Abramson and Van Veen were high school friends from Baltimore, Maryland. Abramson said in an interview, ” an advertisement-based business because at the time the advertising market was pretty hot and we’d seen other people develop Web sites that were popular making a lot of money. Their aim was to create a humor site that would appeal to the advertiser-friendly college-aged demographic. In addition, the site hosts a large collection of user-submitted viral videos, encompassing home movies, bizarre sports highlights, sketches, and such. 4 billion views, and over 12.
The site releases over ten new videos per week. CH Originals videos include sketch comedy, film and television parodies, animation, and music videos. This section does not cite any sources. One-off comedy sketches, cartoons and music videos written and produced by the in-house staff. Sketches written by and starring the CH editorial staff, often filmed in their office.

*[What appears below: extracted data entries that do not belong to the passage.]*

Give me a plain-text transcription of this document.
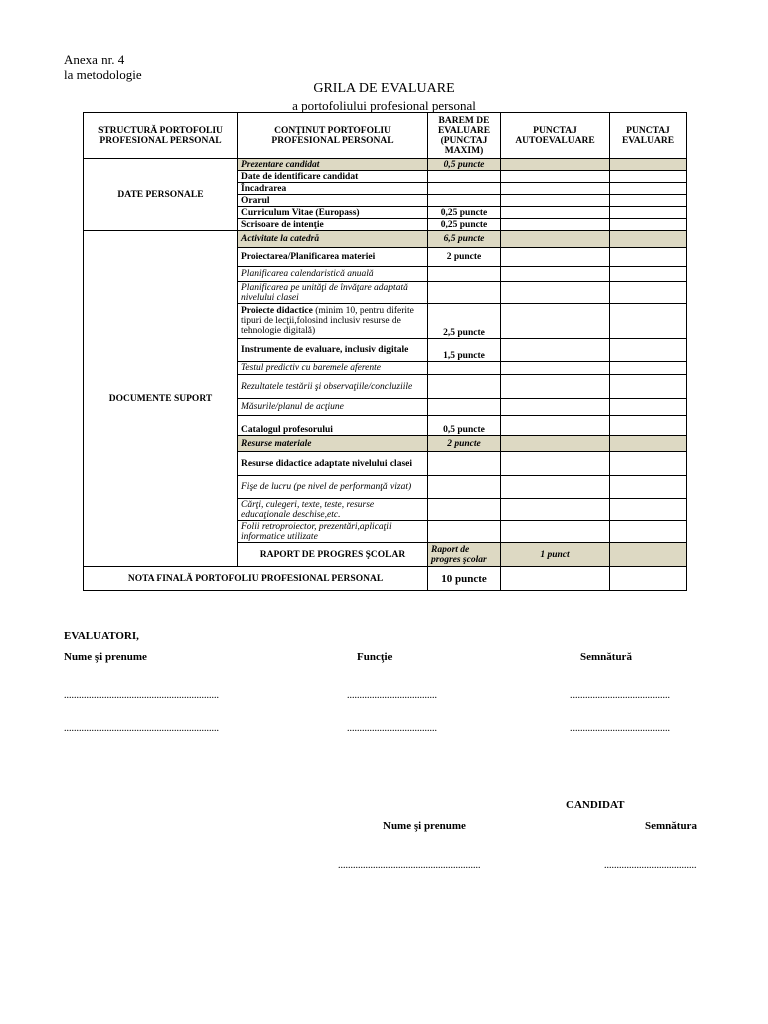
Anexa nr. 4
la metodologie
GRILA DE EVALUARE
a portofoliului profesional personal
STRUCTURĂ PORTOFOLIU PROFESIONAL PERSONAL	CONŢINUT PORTOFOLIU PROFESIONAL PERSONAL	BAREM DE EVALUARE (PUNCTAJ MAXIM)	PUNCTAJ AUTOEVALUARE	PUNCTAJ EVALUARE	
DATE PERSONALE	Prezentare candidat	0,5 puncte			
	Date de identificare candidat				
	Încadrarea				
	Orarul				
	Curriculum Vitae (Europass)	0,25 puncte			
	Scrisoare de intenţie	0,25 puncte			
DOCUMENTE SUPORT	Activitate la catedră	6,5 puncte			
	Proiectarea/Planificarea materiei	2 puncte			
	Planificarea calendaristică anuală				
	Planificarea pe unităţi de învăţare adaptată nivelului clasei				
	Proiecte didactice (minim 10, pentru diferite tipuri de lecţii,folosind inclusiv resurse de tehnologie digitală)	2,5 puncte			
	Instrumente de evaluare, inclusiv digitale	1,5 puncte			
	Testul predictiv cu baremele aferente				
	Rezultatele testării şi observaţiile/concluziile				
	Măsurile/planul de acţiune				
	Catalogul profesorului	0,5 puncte			
	Resurse materiale	2 puncte			
	Resurse didactice adaptate nivelului clasei				
	Fişe de lucru (pe nivel de performanţă vizat)				
	Cărţi, culegeri, texte, teste, resurse educaţionale deschise,etc.				
	Folii retroproiector, prezentări,aplicaţii informatice utilizate				
	RAPORT DE PROGRES ŞCOLAR	Raport de progres şcolar	1 punct		
NOTA FINALĂ PORTOFOLIU PROFESIONAL PERSONAL		10 puncte			
EVALUATORI,
Nume şi prenume	Funcţie	Semnătură
..............................................................	....................................	........................................
..............................................................	....................................	........................................
CANDIDAT
Nume şi prenume	Semnătura
.........................................................	.....................................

These videos usually depict the fictionalized odd activities and events that take place in the office on a daily basis. A series of short sketches about two former CH writers, Jake Hurwitz and Amir Blumenfeld, who often act out the odd couple act. The show depicts Jake as a regular guy constantly annoyed by Amir’s idiotic antics, while Amir sincerely just wants to be good friends with Jake. A series of sketches written by and starring Sarah Schneider and David Young about two coworkers and their attempts to keep their relationship hidden. Each episode usually begins with them waking up in the same bed after having one of their numerous one night stands. This series ended when Sarah Schneider left College Humor in November 2011.
An animated parody of popular TV series using the likeness of retro-style role-playing games. In most POV videos the phrase “How is that even possible? A set of videos starring Josh Ruben, each of which feature six outrageous scenarios in certain situations, such as getting out of the friend zone or having “monsters” for roommates. The videos are narrated in second-person, using Ruben as an analogy for the viewer. Making fun of the theory that men will think about sex every seven seconds, a man is put in a variety of scenarios where things become progressively awkward due to the fact he really does think about sex every seven seconds.